In particular, we will discuss how to interpret the output of existing methods and their assumptions, as well as the concept of identifiability, i.e. when one can answer the relevant causal relations with the data at hand, or which new data or experiments may be required.
To address the second issue, we will look into data fusion methods based on causal graphs, showing that they can represent correctly different distributions without inducing any wrong conclusion. In particular we will show how one can apply these methods to transfer learning and domain adaptation tasks.
While the lectures will provide the theoretical foundations, the course project will allow small teams of students to apply these concepts in a simplified real-world setting, with additional practical guidance in terms of existing tools during the lab assignments.
Activity |
Hours |
|
Lectures |
24 |
|
Practicals |
14 |
|
Presentation |
4 |
|
Self study |
126 |
|
Total |
168 |
(6 EC x 28 uur) |
In TER part B of this programme no requirements regarding attendance are mentioned.
Item and weight | Details |
Final grade |
The assessment of the course consists of three parts
The final grade will be a weighted average of the grades in each part. The passing grade is a final grade >= 5.5.

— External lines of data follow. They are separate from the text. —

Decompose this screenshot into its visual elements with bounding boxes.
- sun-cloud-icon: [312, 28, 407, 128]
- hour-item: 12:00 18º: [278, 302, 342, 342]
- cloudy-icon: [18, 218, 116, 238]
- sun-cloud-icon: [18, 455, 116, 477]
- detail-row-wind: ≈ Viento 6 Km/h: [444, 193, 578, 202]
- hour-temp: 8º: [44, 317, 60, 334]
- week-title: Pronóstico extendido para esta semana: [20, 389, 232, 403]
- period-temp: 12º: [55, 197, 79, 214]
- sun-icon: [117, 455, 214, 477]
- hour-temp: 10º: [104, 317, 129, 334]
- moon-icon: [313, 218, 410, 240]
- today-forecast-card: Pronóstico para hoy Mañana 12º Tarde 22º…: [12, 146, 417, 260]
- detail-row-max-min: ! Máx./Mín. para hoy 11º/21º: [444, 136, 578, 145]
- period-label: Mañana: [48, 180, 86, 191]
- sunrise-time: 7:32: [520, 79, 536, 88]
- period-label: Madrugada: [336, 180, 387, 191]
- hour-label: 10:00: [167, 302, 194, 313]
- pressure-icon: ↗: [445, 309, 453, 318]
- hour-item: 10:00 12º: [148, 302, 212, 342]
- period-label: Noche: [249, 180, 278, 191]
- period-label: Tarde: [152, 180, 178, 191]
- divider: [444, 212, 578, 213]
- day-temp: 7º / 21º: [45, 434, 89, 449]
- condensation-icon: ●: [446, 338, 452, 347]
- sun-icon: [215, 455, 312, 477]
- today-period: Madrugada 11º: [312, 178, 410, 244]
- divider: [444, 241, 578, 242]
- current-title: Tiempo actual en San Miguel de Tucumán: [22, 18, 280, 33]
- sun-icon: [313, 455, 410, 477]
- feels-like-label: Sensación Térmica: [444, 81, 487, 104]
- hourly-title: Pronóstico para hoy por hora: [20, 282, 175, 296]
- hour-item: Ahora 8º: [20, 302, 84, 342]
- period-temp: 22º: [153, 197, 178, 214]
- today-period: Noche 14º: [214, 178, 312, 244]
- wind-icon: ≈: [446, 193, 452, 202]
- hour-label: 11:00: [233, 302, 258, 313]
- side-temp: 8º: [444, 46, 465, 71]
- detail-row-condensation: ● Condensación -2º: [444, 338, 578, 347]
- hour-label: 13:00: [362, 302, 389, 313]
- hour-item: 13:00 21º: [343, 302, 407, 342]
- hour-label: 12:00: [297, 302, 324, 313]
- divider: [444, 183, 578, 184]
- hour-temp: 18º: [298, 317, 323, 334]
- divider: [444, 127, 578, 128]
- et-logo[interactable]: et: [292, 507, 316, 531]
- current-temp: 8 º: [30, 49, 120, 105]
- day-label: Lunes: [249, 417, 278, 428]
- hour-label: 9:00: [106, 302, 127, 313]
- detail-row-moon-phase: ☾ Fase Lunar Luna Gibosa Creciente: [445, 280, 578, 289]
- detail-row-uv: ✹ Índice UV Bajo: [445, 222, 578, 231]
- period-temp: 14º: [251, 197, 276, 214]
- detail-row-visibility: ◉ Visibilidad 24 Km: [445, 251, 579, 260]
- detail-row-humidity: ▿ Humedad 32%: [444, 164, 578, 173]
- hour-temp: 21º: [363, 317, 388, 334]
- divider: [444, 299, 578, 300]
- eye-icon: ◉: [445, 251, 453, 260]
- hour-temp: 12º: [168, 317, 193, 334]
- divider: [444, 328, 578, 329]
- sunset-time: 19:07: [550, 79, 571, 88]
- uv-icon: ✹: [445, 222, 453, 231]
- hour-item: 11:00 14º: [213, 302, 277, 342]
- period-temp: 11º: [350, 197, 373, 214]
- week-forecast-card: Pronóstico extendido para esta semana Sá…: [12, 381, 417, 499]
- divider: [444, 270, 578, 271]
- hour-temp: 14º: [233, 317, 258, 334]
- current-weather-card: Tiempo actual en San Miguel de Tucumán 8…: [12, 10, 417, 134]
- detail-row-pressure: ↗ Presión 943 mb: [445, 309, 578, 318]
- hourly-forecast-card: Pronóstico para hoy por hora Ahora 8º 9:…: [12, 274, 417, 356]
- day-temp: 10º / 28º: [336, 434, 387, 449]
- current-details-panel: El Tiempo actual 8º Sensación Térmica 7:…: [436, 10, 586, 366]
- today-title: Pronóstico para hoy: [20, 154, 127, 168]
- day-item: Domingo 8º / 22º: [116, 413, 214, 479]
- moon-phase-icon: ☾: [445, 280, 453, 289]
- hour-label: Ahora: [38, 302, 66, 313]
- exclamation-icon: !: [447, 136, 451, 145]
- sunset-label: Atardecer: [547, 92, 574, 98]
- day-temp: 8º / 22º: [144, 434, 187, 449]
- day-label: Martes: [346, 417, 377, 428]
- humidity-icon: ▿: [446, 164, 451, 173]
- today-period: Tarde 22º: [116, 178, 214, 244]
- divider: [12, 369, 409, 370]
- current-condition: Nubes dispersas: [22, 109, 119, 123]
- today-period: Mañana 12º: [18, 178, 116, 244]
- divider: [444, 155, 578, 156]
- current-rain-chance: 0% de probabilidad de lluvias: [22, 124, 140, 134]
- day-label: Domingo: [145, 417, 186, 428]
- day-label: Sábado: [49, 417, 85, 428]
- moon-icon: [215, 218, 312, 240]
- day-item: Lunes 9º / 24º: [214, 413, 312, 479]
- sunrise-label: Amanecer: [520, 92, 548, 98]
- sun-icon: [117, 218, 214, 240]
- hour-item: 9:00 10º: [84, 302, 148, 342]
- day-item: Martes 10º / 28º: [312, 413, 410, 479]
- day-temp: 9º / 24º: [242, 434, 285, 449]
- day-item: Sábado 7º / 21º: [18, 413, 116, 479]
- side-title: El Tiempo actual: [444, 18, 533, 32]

The 'Regulations governing fraud and plagiarism for UvA students' applies to this course. This will be monitored carefully. Upon suspicion of fraud or plagiarism the Examinations Board of the programme will be informed. For the 'Regulations governing fraud and plagiarism for UvA students' see: www.student.uva.nl
Week number | Topic |
1 | Introduction and Probability Recap |
2 | Causal graphs and Interventions |
3 | Covariate adjustment |
4 | Potential outcomes |
5 | Causal Discovery |
6 | Advances topics (causality-inspired ML) |
7 | Presentations of projects |
8 | No class - exam week |
1st April 2022 | Paper deadline |
The schedule for this course is published on DataNose.